Ankara – The European Federation of Journalists (EFJ) mengatakan Turki menekan Eutelsat SA, penyedia satelit Perancis, untuk menutup TV Kurdi -stasiun Med Nuce. aktivis Kurdi telah memulai kampanye untuk mencegah penutupan.

Eutelsat, yang memiliki lebih dari 6000 saluran TV, berencana “untuk menghapus segera” Med Nuce TV dari transponder yang karena “konten tidak sejalan dengan arahan ketertiban umum dari istilah di Turki serta dengan hukum yang mengatur distribusi TV di Eropa dan negara-negara sekitarnya “.

The EFJ mengatakan bahwa Eutelsat SA telah menerima tekanan dari RTÜK (Turki Radio Televisi Supreme Council) untuk menghapus sinyal dari Med Nuce TV, dianggap oleh Turki sebagai televisi pro-PKK.

Permintaan melarang mengikuti ilegal oleh TURKSAT, atas permintaan pemerintah, sekitar 20 saluran oposisi dan stasiun radio di bawah keadaan situasi darurat.

Eropa Federasi Jurnalis mengatakan dalam sebuah pernyataan: “Kami mengirimkan pesan ini ke Rodophe Belmer, CEO Eutelsat, untuk mempertahankan sinyal dari Kurdi Med Nuce TV ini untuk melindungi pluralisme media dan menghormati hak orang Kurdi untuk mengakses informasi.”

“Kami tidak harus setuju dengan isi saluran politik, tetapi mereka memiliki hak untuk mengekspresikan pandangan mereka dalam suatu masyarakat demokratis.

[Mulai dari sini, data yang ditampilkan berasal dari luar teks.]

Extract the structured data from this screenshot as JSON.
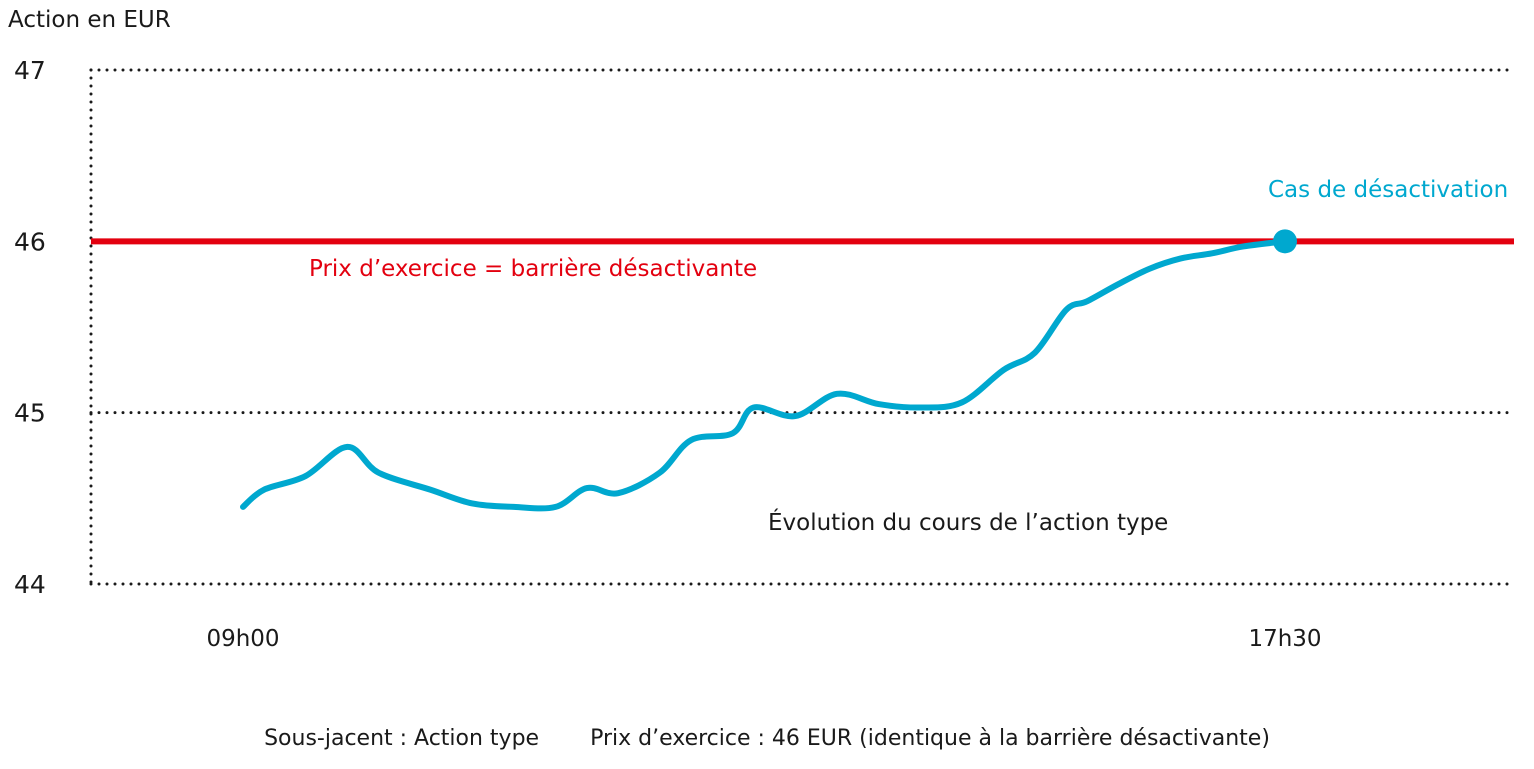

Isi dari saluran ini sepenuhnya menghormati ketertiban arahan umum dan Eutelsat tidak harus membantu pihak berwenang Turki dalam pelanggaran media mereka, “kata EFJ.

Baru-baru ini, otoritas Turki setidaknya telah menutup 20 stasiun televisi dan radio, Komite untuk Melindungi Wartawan (CPJ), Jumat

Penyiar termasuk stasiun radio pro-Kurdi dan kiri, di samping saluran Kurdi-bahasa untuk anak-anak dan saluran yang memainkan musik rakyat Kurdi.

“Setelah membungkam banyak pers yang kritis, Turki kini menargetkan berbagai petak ekspresi budaya dan politik oleh shuttering penyiar minoritas,” kata Direktur CPJ Deputi Executive Robert Mahoney.

“Ketika pemerintah melihat bahkan program anak-anak sebagai ancaman terhadap keamanan nasional, itu jelas menyalahgunakan kekuasaan darurat.”(red/aranew

LEAVE A REPLY

Please enter your comment!
Please enter your name here

This site uses Akismet to reduce spam. Learn how your comment data is processed.